Malachi Farrell fabrique des machines. Un peu à la manière de Tinguely. Par le débat qu'il instaure entre son art et la société, il se situe aussi dans la ligne de Joseph Beuys. Ce jeune Irlandais vivant à Paris et en banlieue attire les références. Mais il sait aussi s'en distancier, souhaitant sortir l'art contemporain de son confinement par une pratique collective, ouverte. Témoignages écologistes et humanistes en son et lumière, ses installations fonctionnent comme des contes merveilleux frappant l'imagination plutôt que comme des récits documentés trop lourdement revendicateurs.

Invité par Attitudes, à Genève, il a travaillé avec l'espace à sa disposition. Dans cette ancienne menuiserie, il scie le bois à son tour. Il rend même les visiteurs témoins de l'exécution de deux arbres. A moins que ce ne soient deux hommes.

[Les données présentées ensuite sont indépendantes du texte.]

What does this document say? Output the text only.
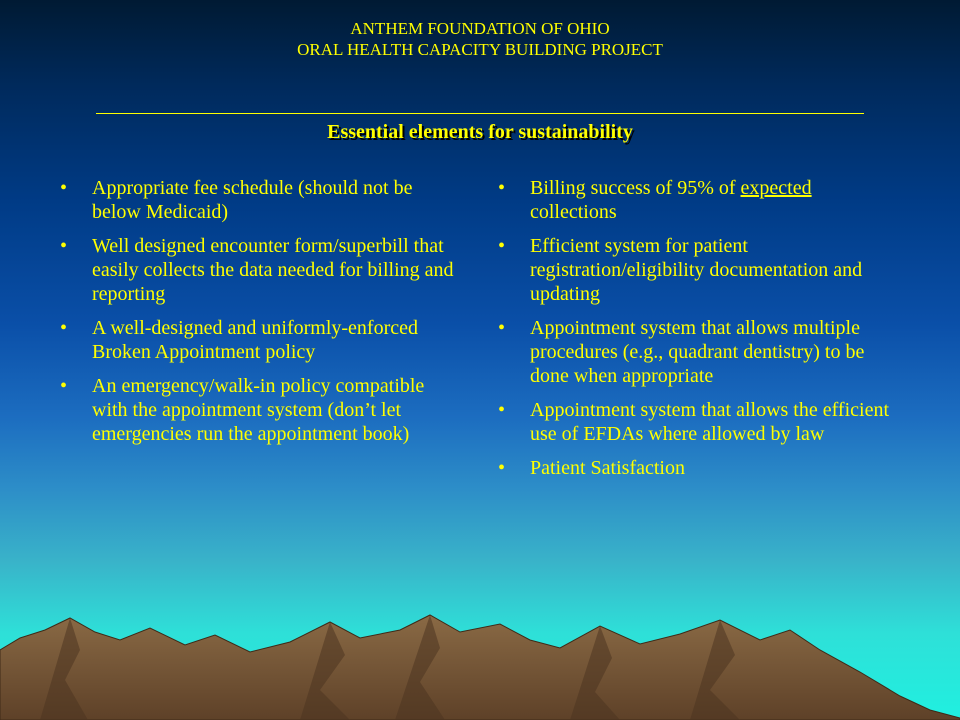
ANTHEM FOUNDATION OF OHIO
ORAL HEALTH CAPACITY BUILDING PROJECT
Essential elements for sustainability
• Appropriate fee schedule (should not be below Medicaid)
• Well designed encounter form/superbill that easily collects the data needed for billing and reporting
• A well-designed and uniformly-enforced Broken Appointment policy
• An emergency/walk-in policy compatible with the appointment system (don’t let emergencies run the appointment book)
• Billing success of 95% of expected collections
• Efficient system for patient registration/eligibility documentation and updating
• Appointment system that allows multiple procedures (e.g., quadrant dentistry) to be done when appropriate
• Appointment system that allows the efficient use of EFDAs where allowed by law
• Patient Satisfaction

Dans l'escalier rustique qui mène à la galerie, des scies traversent des panneaux de bois de leurs va-et-vient menaçants. Puis l'on pénètre dans la salle d'exposition, sombre. Au fond, une maisonnette est accrochée au mur à la manière des coucous. Si ce n'est que la porte ne va pas libérer un petit oiseau mais, à nouveau, un bataillon de lames rondes et méchamment dentées. Le tout est relié à une machinerie électronique qui vomit sans pudeur ses fils et ses puces électroniques. Un arrangement sonore haché, où l'on reconnaît le Flash Gordon de Queen, finit de donner un ton désespérant à l'ensemble.

La porte ne se referme que pour céder la place à plus terrible encore. Cette sinistre horloge a en effet sonné l'heure fatale. Derrière un rideau blanc – mais rien n'empêche le visiteur d'aller voir ce qui se passe derrière avant que le voile ne s'écarte de lui-même – deux arbres sont assis sur d'horribles sièges dignes des séances de tortures moyenâgeuses. Ou des exécutions à la chaise électrique tout à fait contemporaines. Et c'est bien de cela qu'il s'agit: les branches aux allures anthropomorphes s'agitent bientôt dans des spasmes provoqués par de fortes secousses. La fée électricité se fait sorcière. En 1953, les époux Rosenberg, accusés par la CIA d'avoir transmis aux Russes le secret de la bombe atomique, avaient obtenu d'être ainsi exécutés côte à côte. C'est la présence du visiteur qui met en marche ce théâtre électronique en trois actes. Le tout est réalisé par Malachi Farrell le bricoleur grâce à du matériel de récupération.

Il en était de même pour Hooliganisme, grandiose installation que l'on peut voir en vidéo à Attitudes et qui fonctionne comme une reconstitution de la tragédie du Heisel. Des bouteilles en plastique et des canettes en aluminum vides y remplaçaient les supporters. Récupération encore avec Le Village, sorte de bidonville, de baraquements tziganes, construit d'abord près de Toulouse en 1997, puis, l'année dernière, en Allemagne. Malachi a travaillé sur ce projet avec son frère Seamus; ils sont trois frères artistes. Le Village était éminemment propice au questionnement anthropo-sociologique. Avec les visiteurs et les écoles du voisinage, les Farrell ont ouvert la discussion autour de l'habitat, de sa précarité, mais aussi des notions de séparation, de distance, de circulation. Des concepts liés autant à la vie sociale, à l'architecture qu'à l'art.

C'est sans doute cette prise en compte du public qui a permis à Malachi Farrell d'être retenu pour les Portes de l'an 2000. Le jeune artiste (29 ans) appartient en effet à la douzaine de créateurs en tous genres pressentis pour ce projet annoncé par la ministre de la Culture française, Catherine Trautmann, en décembre. Comme Jean Paul Gaultier, Philippe Decouflé, Alfredo Arias ou encore Jérôme Deschamps et Macha Makeieff, il est invité à formuler une proposition de portique pour rythmer le passage vers le troisième millénaire sur les Champs-Elysées. A suivre.

Malachi Farrell, à Attitudes, Rosemont 5, Genève, tél. 022/ 700 34 21, www.attitudes.ch. me-sa de 15 h à 19 h et sur rendez-vous, jusqu'au 13 mars.